La frontière s’amenuise entre la police belge et ses homologues français (douanes, police et gendarmerie). Hier, le préfet de région Jean-Pierre Richer et le préfet délégué à la sécurité Roger Marion se sont rendus à Bruges pour participer à une nouvelle réunion de travail sur la coopération policière et douanière franco-belge. « L’échange d’informations se fait de mieux en mieux, constate Janvier De Winter, coordinateur du Centre de coopération policière et douanière de Tournai. Mais il reste encore de nombreux problèmes d’ordre juridique à régler en ce qui concerne le travail de terrain. » Au chapitre des bonnes nouvelles abordées hier, la relance des patrouilles « mixtes » franco-belges, avec notamment le règlement du problème du port d’arme : les policiers belges pourront se munir de leur arme de service en patrouille en France, et vice-versa.
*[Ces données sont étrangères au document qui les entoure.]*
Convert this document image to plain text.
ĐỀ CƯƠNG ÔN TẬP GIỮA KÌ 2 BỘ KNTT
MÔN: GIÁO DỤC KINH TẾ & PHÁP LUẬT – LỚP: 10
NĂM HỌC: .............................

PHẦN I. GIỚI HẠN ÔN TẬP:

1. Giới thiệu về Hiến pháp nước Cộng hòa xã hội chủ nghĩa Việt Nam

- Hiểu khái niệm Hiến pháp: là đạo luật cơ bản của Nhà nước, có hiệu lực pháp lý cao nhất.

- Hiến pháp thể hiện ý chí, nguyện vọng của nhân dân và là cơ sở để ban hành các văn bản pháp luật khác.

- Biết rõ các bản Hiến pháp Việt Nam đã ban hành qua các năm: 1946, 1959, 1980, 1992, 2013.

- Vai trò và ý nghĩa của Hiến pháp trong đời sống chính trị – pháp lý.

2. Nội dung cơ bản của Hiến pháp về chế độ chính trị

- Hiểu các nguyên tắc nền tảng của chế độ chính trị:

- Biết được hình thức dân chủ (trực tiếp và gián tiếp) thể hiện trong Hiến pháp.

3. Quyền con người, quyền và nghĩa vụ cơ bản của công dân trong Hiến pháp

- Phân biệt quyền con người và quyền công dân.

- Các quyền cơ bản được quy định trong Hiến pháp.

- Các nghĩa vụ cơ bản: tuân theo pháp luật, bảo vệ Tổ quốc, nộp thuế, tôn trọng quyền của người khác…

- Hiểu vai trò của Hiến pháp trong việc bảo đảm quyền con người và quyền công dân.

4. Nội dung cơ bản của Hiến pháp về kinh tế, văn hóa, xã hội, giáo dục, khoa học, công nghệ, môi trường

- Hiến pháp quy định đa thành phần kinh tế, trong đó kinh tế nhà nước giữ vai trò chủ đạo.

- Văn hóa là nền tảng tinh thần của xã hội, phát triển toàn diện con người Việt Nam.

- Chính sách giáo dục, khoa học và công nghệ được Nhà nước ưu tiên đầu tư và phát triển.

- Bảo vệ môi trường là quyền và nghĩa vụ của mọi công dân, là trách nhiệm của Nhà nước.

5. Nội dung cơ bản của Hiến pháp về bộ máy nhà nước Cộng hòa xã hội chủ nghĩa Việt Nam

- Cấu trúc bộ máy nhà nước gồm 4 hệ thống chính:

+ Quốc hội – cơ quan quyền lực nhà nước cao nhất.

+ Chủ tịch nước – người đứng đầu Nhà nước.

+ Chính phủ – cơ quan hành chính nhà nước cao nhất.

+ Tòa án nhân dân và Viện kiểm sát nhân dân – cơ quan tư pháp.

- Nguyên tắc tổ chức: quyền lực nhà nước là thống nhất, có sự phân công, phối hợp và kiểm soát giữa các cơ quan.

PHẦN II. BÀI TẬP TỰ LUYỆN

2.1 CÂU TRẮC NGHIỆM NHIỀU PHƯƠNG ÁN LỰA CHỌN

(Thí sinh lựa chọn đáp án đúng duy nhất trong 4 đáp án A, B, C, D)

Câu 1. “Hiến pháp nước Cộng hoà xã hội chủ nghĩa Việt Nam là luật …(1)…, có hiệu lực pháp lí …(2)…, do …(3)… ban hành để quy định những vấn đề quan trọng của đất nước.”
En revanche, un blocage subsiste côté français en ce qui concerne le droit des policiers belges à interpeller un suspect en France. « On attend la décision du Conseil d’Etat, confirme Roger Marion. Quand il aura donné son accord, on pourra vraiment parler de patrouilles mixtes. » Pour l’heure, un fonctionnaire de police belge en patrouille « mixte » en France (et vice-versa) doit donc se limiter à une mission de renseignement. « C’est un peu comme un laboratoire, commente Janvier De Winter. Nous expérimentons et réglons les problèmes les uns après les autres. » Olivier Aballain

coopération Ouvert en septembre 2002, le centre de coopération policière et douanière de Tournai recense actuellement 22 fonctionnaires français et 14 belges impliqués dans l’action transfrontalière.